Original Second French Empire Pattern 1852 Infantry Chasseurs Képi - Chasseurs à pied

Item Description

Original Item: Only One Available. The kepi is a military-styled headdress with a cylindrical form, a flat circular top, and a visor. It was commonly worn by the French Army but was also adopted by various other countries, including America.

In 1852, the first proper model of the kepi had a square visor. This slightly oversized visor was referred to as bec de canard (duckbill). This model had no chinstrap, but later designs had chinstraps, smaller visors, and buttons, just like this example here.

By 1900, the kepi had become the standard headdress of most French army units. The kepis had different band colors, crown colors, braids, and logos for various units and ranks.

During the Civil War, Gen. George B McClennan preferred the kepi due to its French look, so it was also often referred to as the McClellan cap.’ Another alternative name to the kepi was the ‘chasseur-style cap.’

The best way to identify the Corps in which the Kepi belonged to is the colors. The color of the band on this example is Dark Blue, which has now faded to a light blue color. The color of the crown is red and this example has a Silver French Horn instead of a braid. Between the colors and insignia, this Kepi can now be identified as being used by Infantry Chasseurs or Chasseurs à pied.

The condition is excellent for its age, but does show the possibility of “recent” repairs or added items. The interior lining is hastily stitched in place and in lovely condition, but does have the possibility of being a much later addition, same with the chin straps. As mentioned above, the Pattern 1852 went through appearance changes and this could very well be the period added changes that were made. On the blue band, just below the French Horn is a red number 5, indicating a battalion. We believe this to be for the 5th bataillon de chasseurs à pied.

This Kepi comes more than ready to be researched and displayed!

The chasseurs à pied were the light infantrymen of the French Imperial army. They were armed the same as their counterparts in the regular line infantry (fusilier) battalions, but were trained to excel in marksmanship and in executing maneuvers at high speed. From 1840, they wore a long-skirted frock coat. After 1850, however the chasseurs adopted a uniform consisting of a short frock coat with slits in the sides on the bottom edge to allow for better freedom of movement than the previous design. They also wore light blue baggy trousers (in contrast to the red of the line infantry) tucked into jambières (leather gaiters).[4] The other light infantry unit type, the voltigeurs, specialized as skirmishers and for advance screening of the main force. The chasseurs could also be called upon to form advance guards and scouting parties alongside the voltigeurs.

Following the Napoleonic Wars the chasseurs à pied continued to exist as a separate corps within the infantry. Initially a specially trained elite, their tactical role eventually came to match that of the ordinary lignards (line infantry). By the late 19th century the differences between the two branches were confined to uniform and insignia, although the chasseurs retained a strong esprit de corps.
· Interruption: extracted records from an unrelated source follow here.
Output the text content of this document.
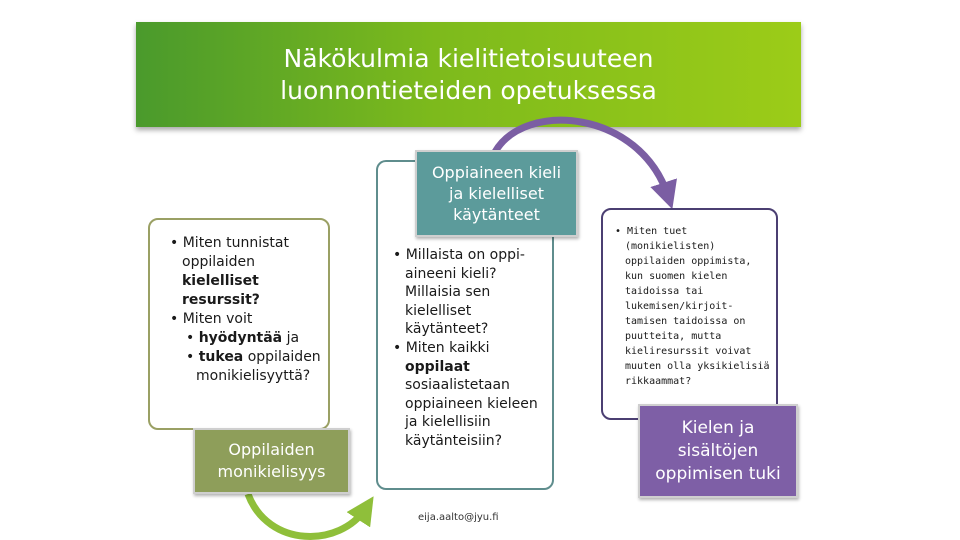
Näkökulmia kielitietoisuuteen
luonnontieteiden opetuksessa
• Miten tunnistat oppilaiden kielelliset resurssit?
• Miten voit
• hyödyntää ja
• tukea oppilaiden monikielisyyttä?
• Millaista on oppi-aineeni kieli? Millaisia sen kielelliset käytänteet?
• Miten kaikki oppilaat sosiaalistetaan oppiaineen kieleen ja kielellisiin käytänteisiin?
• Miten tuet (monikielisten) oppilaiden oppimista, kun suomen kielen taidoissa tai lukemisen/kirjoit-tamisen taidoissa on puutteita, mutta kieliresurssit voivat muuten olla yksikielisiä rikkaammat?
Oppiaineen kieli
ja kielelliset
käytänteet
Oppilaiden
monikielisyys
Kielen ja
sisältöjen
oppimisen tuki
eija.aalto@jyu.fi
Immediately after the Franco-Prussian War it was argued that the continued existence of an elite class of infantry that was armed and trained to the same standards as the ordinary soldier, was contrary to both military utility and the egalitarian principles of the new republic. However public opinion, influenced by the occasions on which the chasseurs had distinguished themselves during the war, was opposed to the disbanding of this distinctive corps. Under the Third Republic the chasseurs à pied were increased from 20 to 30 battalions. Of these, 4 saw active service in Tunisia, one in Indochina and one in Madagascar during the period 1880-1896. Twelve of the chasseur battalions were re-designated as mountain infantry (chasseurs alpins). The remaining chasseur battalions were deployed near the frontier with Germany as part of the troupes de couverture, charged with covering the bulk of the army during mobilization.

During World War I the French Army maintained 31 battalions of infantry chasseurs plus a varying number of reserve and territorial units. Each infantry division was expected to include at least one battalion of either chasseurs à pied or chasseurs alpine. Each battalion had an establishment of 1,300 to 1,500 men. They were reportedly nicknamed schwarze Teufel (black devils) by their German opponents, in reference to their dark colored uniforms. The chasseurs served mainly on the Western Front but detachments were sent to reinforce the Italian front in 1917.